# Help me identity acceleration issue (weird).



## Rezarafiq (Jun 5, 2018)

Hi guys,

I have been browsing this forum a lot and found any good advice previously. I thought I might ask the community for some help with the issue I am having with my vehicle.

I have a Diesel Cruze 2010 automatic.

Only recently this has started, when I accelerate hard (no matter which speed I am at) as soon as the RPM reaches between 3k and 3.5k, the acceleration cuts out immediately. Once that happens the car takes about 2 seconds before it starts being responsive again. The engine never dies, just the acceleration cuts out on high rpm as you are accelerating hard. Now if I were to use manual shift and climb the rpm slowly to above 3500 it has no problems what so ever. 

I recently serviced the car prior to noticing this issue (I am not absolutely sure if this issue was present prior to service), I replaced the engine oil, oil filter, fuel filter and air filter. I also replaced the ATF oil about 1 month before servicing the engine. 

I am quite good with cars, I do all repairs on my own usually. This issue had me. 

1. I have checked the turbo and surrounding hoses - no leak evident.
2. Connected an OBD2 and no fault codes are showing.
3. Cleaned out diesel injectors and fuel rail with compress air.
4. Cleaned inlet manifold, throttle body, EGR valve

What do you think could be any other possibilities that causing this issue?


----------



## anthonysmith93 (Jul 15, 2015)

Rezarafiq said:


> Hi guys,
> 
> I have been browsing this forum a lot and found any good advice previously. I thought I might ask the community for some help with the issue I am having with my vehicle.
> 
> ...


When servicing the car did you unplug any sensors (maybe they were in your way)? If you did, you also need to do a battery cable reset as the car will still think the sensors are unplugged (even if you plugged them back in). This happened to me once and the car threw no codes or anything but the car severely lacked power even at full throttle it wouldn't go over 4000rpm. Once I figured out the issue and undid the negative battery cable and redid it a few minutes later, the car was perfectly normal again.


----------



## Rezarafiq (Jun 5, 2018)

anthonysmith93 said:


> When servicing the car did you unplug any sensors (maybe they were in your way)? If you did, you also need to do a battery cable reset as the car will still think the sensors are unplugged (even if you plugged them back in). This happened to me once and the car threw no codes or anything but the car severely lacked power even at full throttle it wouldn't go over 4000rpm. Once I figured out the issue and undid the negative battery cable and redid it a few minutes later, the car was perfectly normal again.
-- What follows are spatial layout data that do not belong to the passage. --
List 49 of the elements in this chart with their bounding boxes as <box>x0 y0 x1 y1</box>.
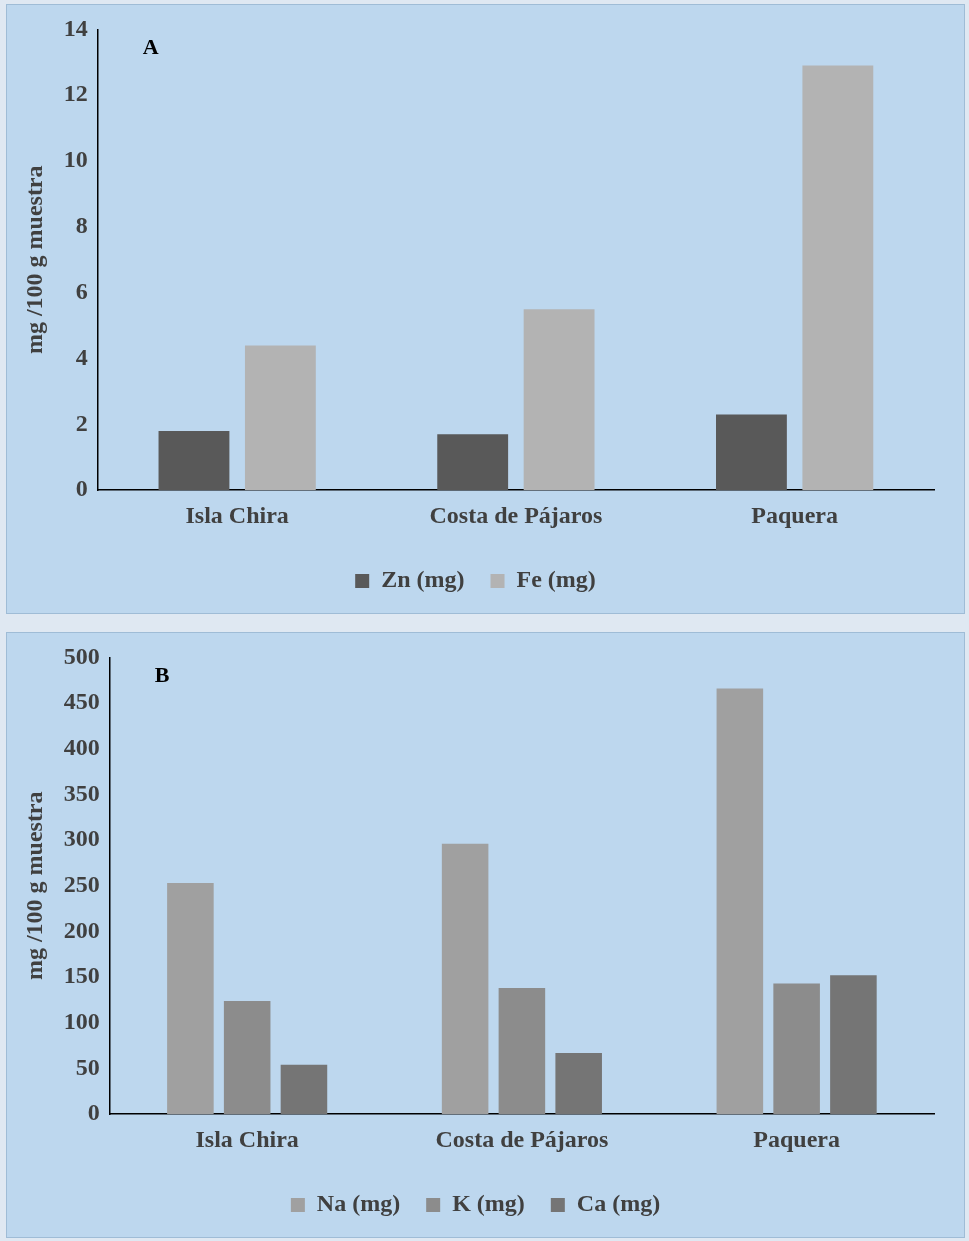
annotation: A <box>142 34 159 60</box>
bar <box>244 345 316 491</box>
bar <box>437 434 509 491</box>
y-tick-label: 6 <box>75 277 88 304</box>
x-tick-label: Paquera <box>753 1125 840 1152</box>
bar <box>716 414 787 491</box>
y-tick-label: 0 <box>87 1099 100 1126</box>
x-tick-label: Costa de Pájaros <box>429 501 603 528</box>
y-tick-label: 150 <box>63 962 100 989</box>
y-tick-label: 200 <box>63 916 100 943</box>
bar <box>773 983 820 1115</box>
y-tick-label: 10 <box>63 146 88 173</box>
y-tick-label: 350 <box>63 779 100 806</box>
bar <box>830 975 877 1115</box>
bar <box>523 309 595 491</box>
legend-label: Ca (mg) <box>576 1190 661 1217</box>
legend-label: Na (mg) <box>316 1190 401 1217</box>
y-tick-label: 8 <box>75 212 88 239</box>
bar <box>441 843 489 1115</box>
bar <box>167 883 214 1115</box>
x-tick-label: Costa de Pájaros <box>435 1125 609 1152</box>
legend-label: Zn (mg) <box>381 566 465 593</box>
y-axis-title: mg /100 g muestra <box>20 165 47 355</box>
y-tick-label: 50 <box>75 1053 100 1080</box>
y-tick-label: 2 <box>75 409 88 436</box>
y-tick-label: 400 <box>63 733 100 760</box>
bar <box>223 1000 271 1115</box>
x-tick-label: Isla Chira <box>185 501 289 528</box>
bar <box>716 688 764 1115</box>
y-tick-label: 4 <box>75 343 88 370</box>
bar <box>555 1052 602 1115</box>
annotation: B <box>154 662 170 688</box>
legend-label: K (mg) <box>452 1190 525 1217</box>
bar <box>158 430 230 491</box>
y-tick-label: 0 <box>75 475 88 502</box>
y-tick-label: 100 <box>63 1008 100 1035</box>
x-tick-label: Isla Chira <box>195 1125 299 1152</box>
bar <box>498 988 546 1115</box>
y-axis-title: mg /100 g muestra <box>20 791 47 981</box>
bar <box>280 1064 328 1115</box>
bar <box>802 65 874 491</box>
y-tick-label: 450 <box>63 688 100 715</box>
y-tick-label: 300 <box>63 825 100 852</box>
y-tick-label: 14 <box>63 14 88 41</box>
y-tick-label: 12 <box>63 80 88 107</box>
x-tick-label: Paquera <box>751 501 838 528</box>
legend-label: Fe (mg) <box>516 566 596 593</box>
y-tick-label: 250 <box>63 871 100 897</box>
y-tick-label: 500 <box>63 642 100 669</box>
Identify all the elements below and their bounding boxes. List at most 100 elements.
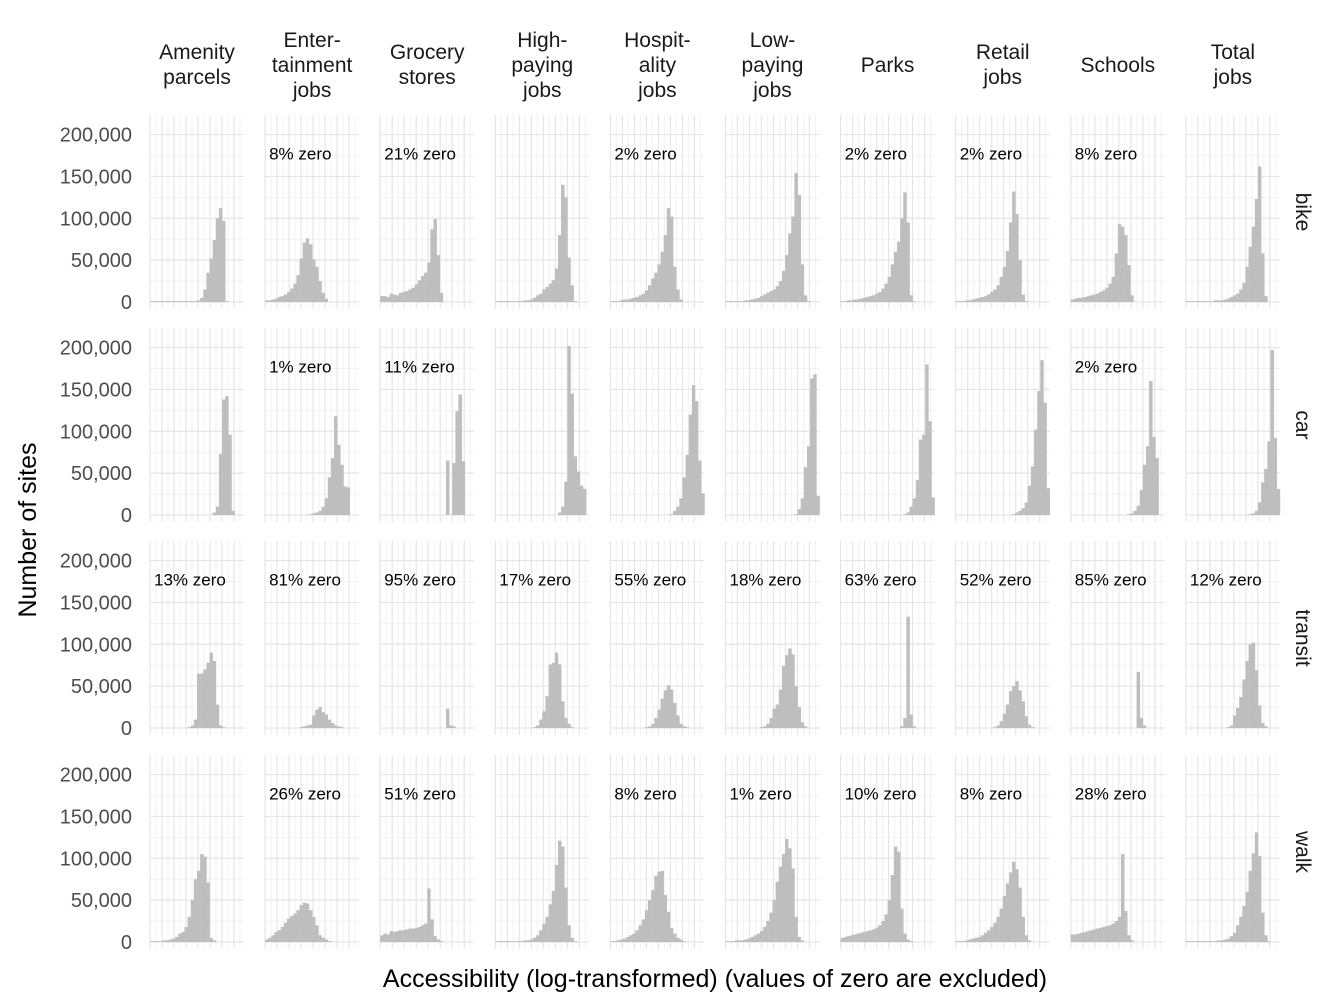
histogram-bar [1008, 222, 1013, 302]
histogram-bar [330, 458, 335, 515]
histogram-bar [539, 930, 543, 942]
histogram-bar [1204, 301, 1209, 302]
histogram-bar [977, 936, 982, 942]
histogram-bar [308, 514, 313, 515]
histogram-bar [265, 939, 269, 942]
histogram-bar [408, 928, 412, 942]
histogram-bar [669, 216, 674, 302]
histogram-bar [1114, 253, 1119, 302]
histogram-bar [747, 300, 751, 302]
histogram-bar [1015, 214, 1019, 302]
histogram-bar [1012, 861, 1016, 942]
histogram-bar [788, 648, 792, 728]
histogram-bar [654, 272, 658, 302]
histogram-bar [1034, 429, 1038, 515]
histogram-bar [327, 941, 332, 942]
histogram-bar [903, 933, 907, 942]
histogram-bar [1021, 294, 1025, 302]
histogram-bar [1236, 925, 1240, 942]
histogram-bar [859, 932, 863, 942]
histogram-bar [906, 939, 910, 942]
histogram-bar [1120, 854, 1125, 942]
histogram-bar [430, 229, 434, 302]
histogram-bar [1242, 282, 1246, 302]
histogram-bar [983, 296, 988, 302]
facet-panel-walk-7: 8% zero [955, 755, 1050, 949]
histogram-bar [759, 296, 764, 302]
histogram-bar [996, 725, 1000, 728]
histogram-bar [1217, 940, 1221, 942]
histogram-bar [651, 890, 655, 942]
histogram-bar [1207, 941, 1212, 942]
histogram-bar [200, 297, 204, 302]
histogram-bar [200, 854, 204, 942]
column-strip-label-line: Low- [750, 29, 796, 52]
histogram-bar [324, 298, 329, 302]
histogram-bar [648, 900, 652, 942]
histogram-bar [816, 495, 820, 515]
histogram-bar [868, 296, 873, 302]
histogram-bar [321, 292, 325, 302]
histogram-bar [1089, 295, 1094, 302]
facet-panel-bike-9 [1185, 115, 1280, 309]
histogram-bar [424, 923, 428, 942]
histogram-bar [657, 871, 661, 942]
histogram-bar [1226, 938, 1231, 942]
histogram-bar [747, 938, 751, 942]
histogram-bar [912, 301, 917, 302]
histogram-bar [897, 851, 901, 942]
histogram-bar [922, 434, 926, 515]
histogram-bar [197, 870, 201, 942]
facet-panel-car-1: 1% zero [264, 328, 360, 522]
y-tick-label: 100,000 [60, 208, 132, 230]
histogram-bar [193, 879, 198, 942]
histogram-bar [887, 900, 892, 942]
facet-panel-transit-9: 12% zero [1185, 541, 1280, 735]
histogram-bar [1207, 301, 1212, 302]
histogram-bar [890, 264, 895, 302]
histogram-bar [517, 301, 521, 302]
zero-percent-label: 1% zero [269, 357, 331, 376]
histogram-bar [1261, 722, 1265, 728]
zero-percent-label: 2% zero [960, 144, 1022, 163]
histogram-bar [312, 513, 316, 515]
histogram-bar [1254, 199, 1259, 302]
histogram-bar [321, 506, 325, 515]
histogram-bar [1130, 940, 1134, 942]
histogram-bar [781, 666, 786, 728]
histogram-bar [567, 257, 571, 302]
histogram-bar [728, 941, 733, 942]
histogram-bar [1080, 297, 1084, 302]
histogram-bar [1192, 941, 1196, 942]
zero-percent-label: 13% zero [154, 570, 226, 589]
histogram-bar [1099, 927, 1103, 942]
histogram-bar [1214, 941, 1218, 942]
histogram-bar [993, 289, 997, 302]
histogram-bar [1111, 923, 1115, 942]
histogram-bar [641, 919, 646, 942]
histogram-bar [340, 464, 344, 515]
histogram-bar [265, 300, 269, 302]
histogram-bar [206, 272, 210, 302]
histogram-bar [193, 719, 198, 728]
column-strip-label-line: stores [399, 66, 456, 89]
facet-panel-transit-0: 13% zero [149, 541, 244, 735]
histogram-bar [215, 704, 220, 728]
histogram-bar [1005, 883, 1010, 942]
histogram-bar [395, 931, 400, 942]
histogram-bar [766, 921, 770, 942]
histogram-bar [542, 923, 546, 942]
histogram-bar [1021, 701, 1025, 728]
histogram-bar [283, 294, 288, 302]
y-tick-label: 0 [121, 932, 132, 954]
histogram-bar [181, 931, 185, 942]
histogram-bar [1043, 402, 1047, 515]
facet-panel-car-7 [955, 328, 1050, 522]
histogram-bar [909, 714, 913, 728]
histogram-bar [731, 301, 736, 302]
histogram-bar [698, 460, 702, 515]
histogram-bar [554, 864, 559, 942]
histogram-bar [402, 291, 406, 302]
facet-panel-bike-0 [149, 115, 244, 309]
histogram-bar [791, 216, 795, 302]
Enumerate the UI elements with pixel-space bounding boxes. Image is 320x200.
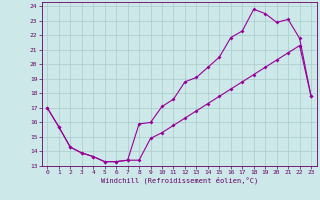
X-axis label: Windchill (Refroidissement éolien,°C): Windchill (Refroidissement éolien,°C) <box>100 177 258 184</box>
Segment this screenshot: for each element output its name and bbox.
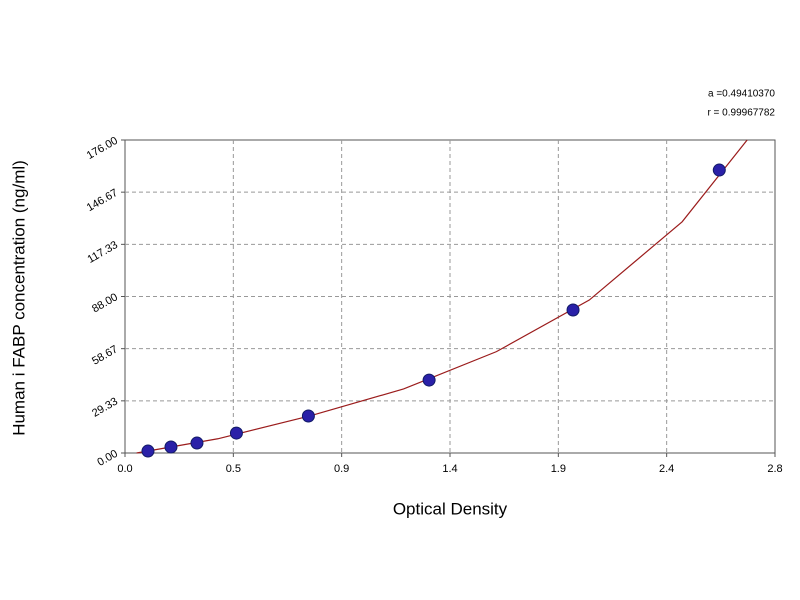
x-tick-label: 0.5 — [226, 463, 241, 475]
y-tick-label: 176.00 — [85, 135, 120, 162]
data-point — [301, 409, 315, 423]
y-tick-label: 88.00 — [90, 291, 120, 315]
annotation: r = 0.99967782 — [707, 108, 775, 119]
x-tick-label: 1.4 — [442, 463, 457, 475]
data-point — [422, 373, 436, 387]
x-tick-label: 2.4 — [659, 463, 674, 475]
data-point — [712, 163, 726, 177]
x-tick-label: 2.8 — [767, 463, 782, 475]
y-tick-label: 58.67 — [90, 343, 120, 367]
x-tick-label: 0.9 — [334, 463, 349, 475]
data-point — [229, 426, 243, 440]
x-tick-label: 1.9 — [551, 463, 566, 475]
y-tick-label: 0.00 — [95, 448, 120, 469]
annotation: a =0.49410370 — [708, 89, 775, 100]
y-tick-label: 29.33 — [90, 396, 120, 420]
data-point — [566, 303, 580, 317]
y-tick-label: 146.67 — [85, 187, 120, 214]
x-tick-label: 0.0 — [117, 463, 132, 475]
data-point — [164, 440, 178, 454]
y-axis-title: Human i FABP concentration (ng/ml) — [9, 160, 28, 436]
y-tick-label: 117.33 — [86, 239, 120, 266]
x-axis-title: Optical Density — [393, 499, 508, 518]
data-point — [190, 436, 204, 450]
data-point — [141, 444, 155, 458]
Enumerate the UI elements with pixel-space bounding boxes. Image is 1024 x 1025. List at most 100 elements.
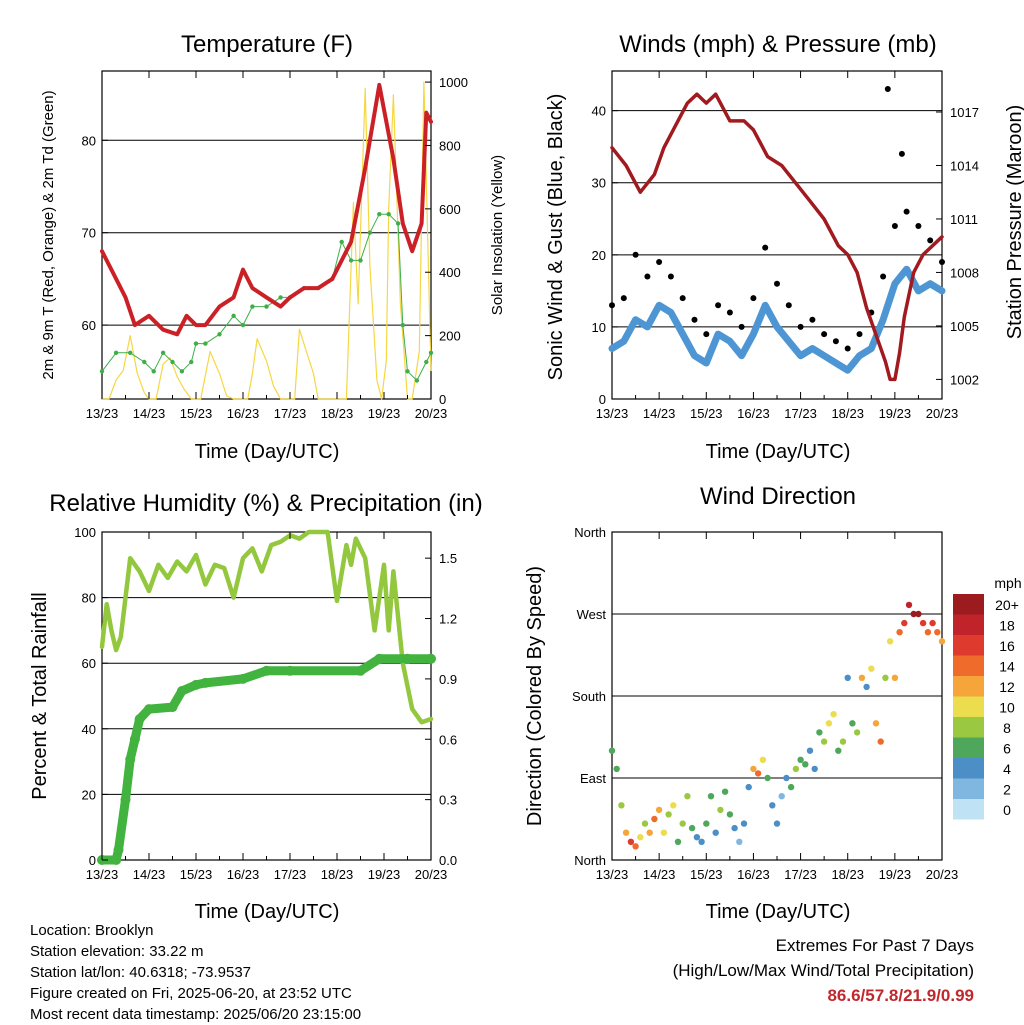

Thats definitely something I did not try. Sometimes the easiest things can be best solutions. I am going to try it tonight and give it a go tomorrow. Hopefully thats the culprit.


----------



## anthonysmith93 (Jul 15, 2015)

Rezarafiq said:


> anthonysmith93 said:
> 
> 
> > When servicing the car did you unplug any sensors (maybe they were in your way)? If you did, you also need to do a battery cable reset as the car will still think the sensors are unplugged (even if you plugged them back in). This happened to me once and the car threw no codes or anything but the car severely lacked power even at full throttle it wouldn't go over 4000rpm. Once I figured out the issue and undid the negative battery cable and redid it a few minutes later, the car was perfectly normal again.
> ...


hopefully! Easy fixes are always nice. Good luck to ya.


----------